Air water food reproduction. In that order, to survive. We are seeing the beginnings of compromise in all these necessities, for some time now. We had our fun, but we will have to get serious. We learned not to poison our air by controlling car emissions, and got results. By continuing to improve all other sources (smokestacks, etc), and introduce less or nonpolluting means of transportation and production, we should be ok there.
Water is the next biggest source of concern. I think it is much worse than we are being led to believe, and we can see it is pretty bad without a smokescreen. The demand for clean water will only get worse,
meanwhile, runoff of land based pollution ends up in our oceans. The areas most populated, and affected, will be forced at some point to make amends, or the population will disperse.
Water and oxygen are essential to food production, as is fertile, arable land. This also goes for domestic farm animals. The alternative is synthetic unhealthy food made in factories, devoid of nutrition: witness America as the canary in the coal mine.

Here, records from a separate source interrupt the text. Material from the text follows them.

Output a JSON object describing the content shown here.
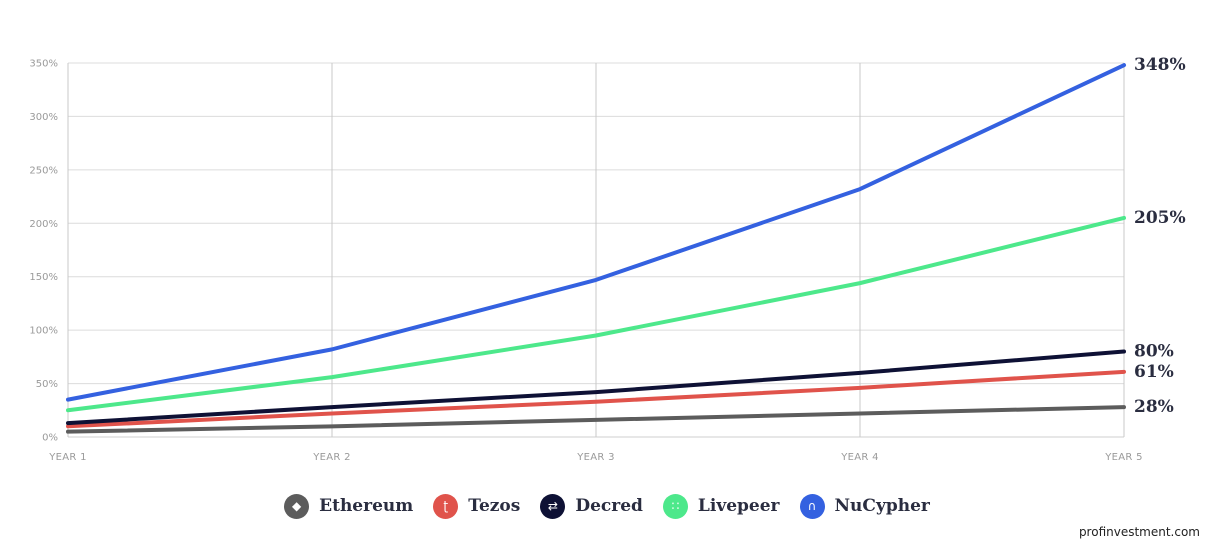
{
  "chart_data": {
    "type": "line",
    "categories": [
      "YEAR 1",
      "YEAR 2",
      "YEAR 3",
      "YEAR 4",
      "YEAR 5"
    ],
    "y_ticks": [
      "0%",
      "50%",
      "100%",
      "150%",
      "200%",
      "250%",
      "300%",
      "350%"
    ],
    "ylim": [
      0,
      350
    ],
    "grid": true,
    "legend_position": "bottom",
    "series": [
      {
        "name": "Ethereum",
        "color": "#5c5c5c",
        "icon": "ethereum-icon",
        "values": [
          5,
          10,
          16,
          22,
          28
        ],
        "end_label": "28%"
      },
      {
        "name": "Tezos",
        "color": "#e0534b",
        "icon": "tezos-icon",
        "values": [
          10,
          22,
          33,
          46,
          61
        ],
        "end_label": "61%"
      },
      {
        "name": "Decred",
        "color": "#0e1135",
        "icon": "decred-icon",
        "values": [
          13,
          28,
          42,
          60,
          80
        ],
        "end_label": "80%"
      },
      {
        "name": "Livepeer",
        "color": "#4de88b",
        "icon": "livepeer-icon",
        "values": [
          25,
          56,
          95,
          144,
          205
        ],
        "end_label": "205%"
      },
      {
        "name": "NuCypher",
        "color": "#3461e0",
        "icon": "nucypher-icon",
        "values": [
          35,
          82,
          147,
          232,
          348
        ],
        "end_label": "348%"
      }
    ]
  },
  "watermark": "profinvestment.com"
}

Lastly, we need to reproduce to keep the species going, but we have gotten too prolific. Controlling the population is an extremely unpopular subject when you are the subject of the proposed control. Who exactly, is going to say, OK, no children for me, and how many will say it? Not nearly enough. In my lifetime, I may witness the population of the Earth tripling (!!) should I get just a dozen more years.
Best of luck working that sticky wicket out without stepping on anyone’s toes.
Given all these problems (and many more not mentioned) it comes as no surprise that an elite group is trying to gain control of the world to take care of it their way. Whether the Jewish mafia, or the WEF (I may be repeating) succeed in wresting control, or if nuclear war breaks out, or if worldwide famine does the job, rest assured, some happenstance will get the problem resolved, but it won’t be voluntarily, or pleasant.